Le dispositif a été mis en œuvre à la dernière minute. Aéroports du Cameroun (ADC) n’a lui-même été prévenu qu’au petit matin du dimanche 11 juillet. Au pied levé, les responsables d’ADC ont dû annoncer aux compagnies desservant Yaoundé que l’espace aérien allait être fermé pendant deux heures, à la mi-journée, le temps que l’avion du président Paul Biya (accompagné de son épouse, Chantal) décolle pour Genève, en Suisse.
Invités à l’aéroport pour faire leurs adieux au président en partance pour des vacances helvétiques, les patrons d’institutions sont eux aussi tombés du lit pour ne pas courir le risque d’arriver après le « chef » à l’aéroport. Les piétons ou automobilistes ordinaires qui effectuaient une course en ville ont dû attendre, au fond d’une ruelle, sous la menace des soldats de la Garde présidentielle, le passage de l’interminable cortège de cylindrées présidentielles, l’itinéraire routier emprunté ayant été interdit à la circulation pendant deux heures. Sur les toits, des tireurs surveillaient le parcours à la jumelle.
Les anti-Biya battent le rappel
Le président voulait sortir « discrètement » ? Raté. Les défauts d’un dispositif sécuritaire reposant sur la dissuasion sont connus. Avant même que l’avion présidentiel ne se soit posé en Suisse, les activistes anti-Biya d’Europe battaient déjà le rappel des troupes. Bientôt, cette armée de naufragés du régime – dont certains ne lui pardonneront jamais d’avoir dû fuir la pauvreté par la Méditerranée en canot pneumatique – se sont donné rendez-vous le 17 juillet, non loin de l’hôtel InterContinental des bords du lac Léman, quadrillé par la police suisse.
Le dernier séjour de Paul Biya au cinq étoiles genevois remonte à deux ans. Il dut prématurément le quitter à la suite d’affrontements opposant sa garde rapprochée aux manifestants.
L’épisode avait d’ailleurs connu un épilogue judiciaire, puisque la police de Genève avait procédé le 2 juillet 2019 à l’interpellation de six membres du service de sécurité du président Biya. Ceux-ci étaient accusés d’avoir, le 26 juin, blessé Adrian Krause, un journaliste de la Radio-télévision suisse (RTS) venu couvrir les manifestations. Condamnés à des peines avec sursis, les garde du corps avaient pu quitter la Suisse.

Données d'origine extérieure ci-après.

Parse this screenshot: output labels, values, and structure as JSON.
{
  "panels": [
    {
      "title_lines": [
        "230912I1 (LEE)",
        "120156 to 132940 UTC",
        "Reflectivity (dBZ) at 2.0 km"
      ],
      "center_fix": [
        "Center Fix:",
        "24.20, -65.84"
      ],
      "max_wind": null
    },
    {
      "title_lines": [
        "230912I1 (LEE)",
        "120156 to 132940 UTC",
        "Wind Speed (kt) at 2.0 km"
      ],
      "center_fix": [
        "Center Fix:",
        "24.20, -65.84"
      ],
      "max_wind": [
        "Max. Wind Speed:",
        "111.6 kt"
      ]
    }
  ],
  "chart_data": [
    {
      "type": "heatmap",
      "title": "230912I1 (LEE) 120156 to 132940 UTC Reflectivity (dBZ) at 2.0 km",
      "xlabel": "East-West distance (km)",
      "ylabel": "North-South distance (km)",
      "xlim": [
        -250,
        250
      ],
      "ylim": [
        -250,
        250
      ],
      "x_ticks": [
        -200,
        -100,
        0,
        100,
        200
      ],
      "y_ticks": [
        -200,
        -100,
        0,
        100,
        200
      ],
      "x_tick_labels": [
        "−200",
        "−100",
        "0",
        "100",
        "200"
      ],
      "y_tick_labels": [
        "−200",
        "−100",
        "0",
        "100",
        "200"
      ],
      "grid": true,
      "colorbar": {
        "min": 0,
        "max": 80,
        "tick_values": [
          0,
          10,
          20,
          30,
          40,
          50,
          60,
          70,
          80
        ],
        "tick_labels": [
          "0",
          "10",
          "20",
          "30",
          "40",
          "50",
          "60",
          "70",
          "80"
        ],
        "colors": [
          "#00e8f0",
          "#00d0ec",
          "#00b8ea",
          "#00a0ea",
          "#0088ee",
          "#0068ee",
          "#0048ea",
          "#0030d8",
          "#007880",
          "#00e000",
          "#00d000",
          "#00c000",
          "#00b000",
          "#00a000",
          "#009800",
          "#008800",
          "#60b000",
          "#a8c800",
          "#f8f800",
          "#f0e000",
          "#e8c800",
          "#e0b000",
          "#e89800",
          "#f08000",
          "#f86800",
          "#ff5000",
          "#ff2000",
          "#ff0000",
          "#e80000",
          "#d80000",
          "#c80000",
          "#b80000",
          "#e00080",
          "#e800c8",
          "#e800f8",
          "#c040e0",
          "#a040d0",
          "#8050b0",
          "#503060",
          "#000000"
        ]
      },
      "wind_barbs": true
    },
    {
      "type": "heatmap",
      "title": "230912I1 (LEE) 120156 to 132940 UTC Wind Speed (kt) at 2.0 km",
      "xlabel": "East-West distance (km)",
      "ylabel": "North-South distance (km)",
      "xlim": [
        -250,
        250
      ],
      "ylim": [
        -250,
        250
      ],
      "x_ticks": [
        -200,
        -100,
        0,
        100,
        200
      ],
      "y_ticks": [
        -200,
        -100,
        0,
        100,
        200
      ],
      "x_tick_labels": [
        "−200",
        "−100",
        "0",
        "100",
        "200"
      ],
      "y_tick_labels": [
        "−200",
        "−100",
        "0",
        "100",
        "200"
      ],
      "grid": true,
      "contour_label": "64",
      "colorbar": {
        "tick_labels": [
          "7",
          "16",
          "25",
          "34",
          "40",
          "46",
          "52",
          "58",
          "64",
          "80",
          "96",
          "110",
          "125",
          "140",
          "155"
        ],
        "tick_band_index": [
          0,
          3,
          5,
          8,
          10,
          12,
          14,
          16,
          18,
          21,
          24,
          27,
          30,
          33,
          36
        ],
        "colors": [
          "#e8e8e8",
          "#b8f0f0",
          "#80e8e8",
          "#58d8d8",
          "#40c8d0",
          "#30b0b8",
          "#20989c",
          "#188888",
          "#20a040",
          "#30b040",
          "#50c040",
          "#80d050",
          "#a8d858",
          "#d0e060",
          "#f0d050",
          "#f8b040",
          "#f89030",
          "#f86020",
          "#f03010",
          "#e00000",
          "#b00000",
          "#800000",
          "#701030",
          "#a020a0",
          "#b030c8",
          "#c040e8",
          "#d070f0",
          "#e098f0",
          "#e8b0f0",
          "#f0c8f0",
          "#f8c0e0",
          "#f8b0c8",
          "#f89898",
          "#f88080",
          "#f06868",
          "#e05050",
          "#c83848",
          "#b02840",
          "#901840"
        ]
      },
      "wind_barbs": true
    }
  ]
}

Un nouveau face-à-face tendu ?
Lancée en juin 2019 par le député Sylvain Thévoz à la suite de la plainte pour violences déposée par Adrian Krause, une pétition visant à déclarer le président camerounais non grata à Genève a recueilli plus de 15 000 signatures. Mais l’initiative n’a pas prospéré devant le Grand conseil du canton.
Deux ans après, le régime n’étant pas parvenu à apaiser ses relations avec une partie de sa diaspora, il faut donc s’attendre à un nouveau face-à-face tendu entre la garde rapprochée de Paul Biya, appuyée par les forces de police suisses, et les manifestants.